FedMultimodal: A Benchmark For Multimodal Federated Learning

Over the past few years, Federated Learning (FL) has become an emerging machine learning technique to tackle data privacy challenges through collaborative training. In the Federated Learning algorithm, the clients submit a locally trained model, and the server aggregates these parameters until convergence. Despite significant efforts that have been made to FL in fields like computer vision, audio, and natural language processing, the FL applications utilizing multimodal data streams remain largely unexplored. It is known that multimodal learning has broad real-world applications in emotion recognition, healthcare, multimedia, and social media, while user privacy persists as a critical concern. Specifically, there are no existing FL benchmarks targeting multimodal applications or related tasks. In order to facilitate the research in multimodal FL, we introduce FedMultimodal, the first FL benchmark for multimodal learning covering five representative multimodal applications from ten commonly used datasets with a total of eight unique modalities.
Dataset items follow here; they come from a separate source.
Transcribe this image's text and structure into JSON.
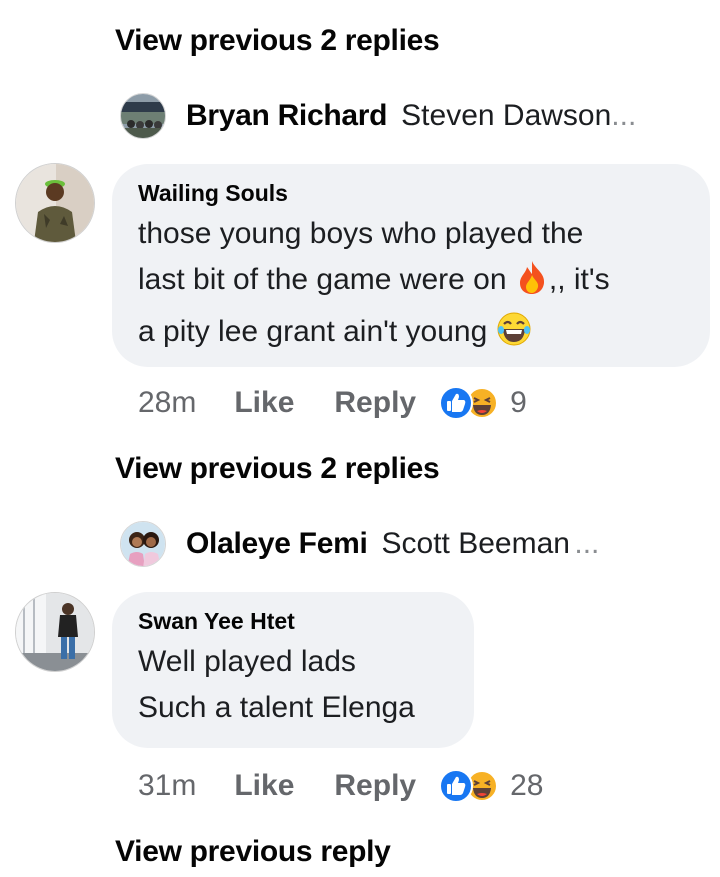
{
  "thread1": {
    "view_previous": "View previous 2 replies",
    "preview": {
      "name": "Bryan Richard",
      "text": "Steven Dawson",
      "ellipsis": "..."
    },
    "comment": {
      "author": "Wailing Souls",
      "line1": "those young boys who played the",
      "line2_pre": "last bit of the game were on",
      "line2_post": ",, it's",
      "line3": "a pity lee grant ain't young",
      "time": "28m",
      "like": "Like",
      "reply": "Reply",
      "reaction_count": "9"
    }
  },
  "thread2": {
    "view_previous": "View previous 2 replies",
    "preview": {
      "name": "Olaleye Femi",
      "text": "Scott Beeman",
      "ellipsis": "..."
    },
    "comment": {
      "author": "Swan Yee Htet",
      "line1": "Well played lads",
      "line2": "Such a talent Elenga",
      "time": "31m",
      "like": "Like",
      "reply": "Reply",
      "reaction_count": "28"
    }
  },
  "footer": {
    "view_previous": "View previous reply"
  },
  "colors": {
    "bubble": "#f0f2f5",
    "like_blue": "#1877f2",
    "haha_yellow": "#f7b125",
    "secondary_text": "#65676b"
  },
  "icons": [
    "like-reaction-icon",
    "haha-reaction-icon",
    "fire-emoji-icon",
    "laughing-emoji-icon"
  ]
}
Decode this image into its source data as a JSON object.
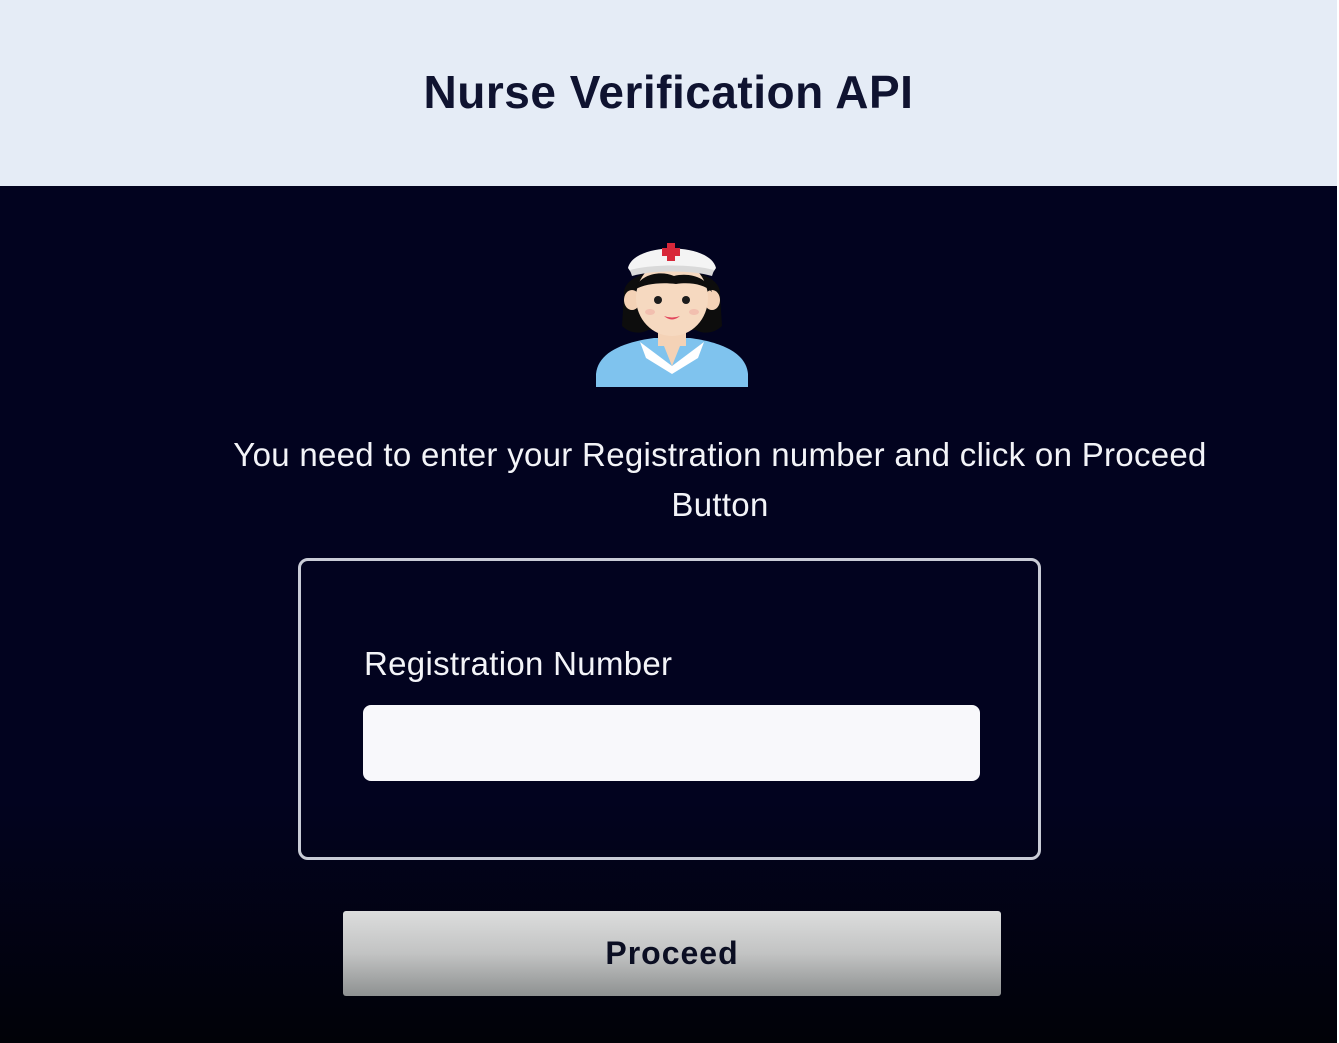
{
  "header": {
    "title": "Nurse Verification API"
  },
  "main": {
    "avatar_icon": "nurse-icon",
    "instructions": "You need to enter your Registration number and click on Proceed Button",
    "form": {
      "label": "Registration Number",
      "input_value": "",
      "input_placeholder": ""
    },
    "proceed_label": "Proceed"
  },
  "colors": {
    "header_bg": "#e5ecf6",
    "page_bg": "#02031c",
    "title_text": "#0f1330",
    "body_text": "#f3f4f8",
    "card_border": "#c9ccd6",
    "button_bg": "#c2c3c3"
  }
}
FedMultimodal offers a systematic FL pipeline, enabling end-to-end modeling framework ranging from data partition and feature extraction to FL benchmark algorithms and model evaluation. Unlike existing FL benchmarks, FedMultimodal provides a standardized approach to assess the robustness of FL against three common data corruptions in real-life multimodal applications: missing modalities, missing labels, and erroneous labels. We hope that FedMultimodal can accelerate numerous future research directions, including designing multimodal FL algorithms toward extreme data heterogeneity, robustness multimodal FL, and efficient multimodal FL. The datasets and benchmark results can be accessed at: https://github.com/usc-sail/fed-multimodal.

翻译：过去几年中，联邦学习（FL）作为一种新兴机器学习技术，通过协作训练解决数据隐私挑战。在联邦学习算法中，客户端提交本地训练的模型，服务器聚合这些参数直至收敛。尽管联邦学习在计算机视觉、音频和自然语言处理等领域已取得显著进展，但利用多模态数据流的FL应用仍鲜有探索。众所周知，多模态学习在情感识别、医疗健康、多媒体和社交媒体等领域具有广泛的现实应用，而用户隐私始终是关键问题。具体而言，目前尚无针对多模态应用或相关任务的现成FL基准。为促进多模态FL研究，我们提出FedMultimodal——首个面向多模态学习的FL基准，涵盖来自十个常用数据集的五种代表性多模态应用，共涉及八种独特模态。FedMultimodal提供系统化的FL流程，支持从数据划分、特征提取到FL基准算法和模型评估的全流程端到端建模框架。与现有FL基准不同，FedMultimodal提供标准化方法来评估FL在现实多模态应用中面对三种常见数据损坏的鲁棒性：模态缺失、标签缺失和标签错误。我们希望FedMultimodal能够推动多项未来研究方向，包括面向极端数据异质性的多模态FL算法设计、鲁棒多模态FL以及高效多模态FL。数据集和基准结果可访问：https://github.com/usc-sail/fed-multimodal。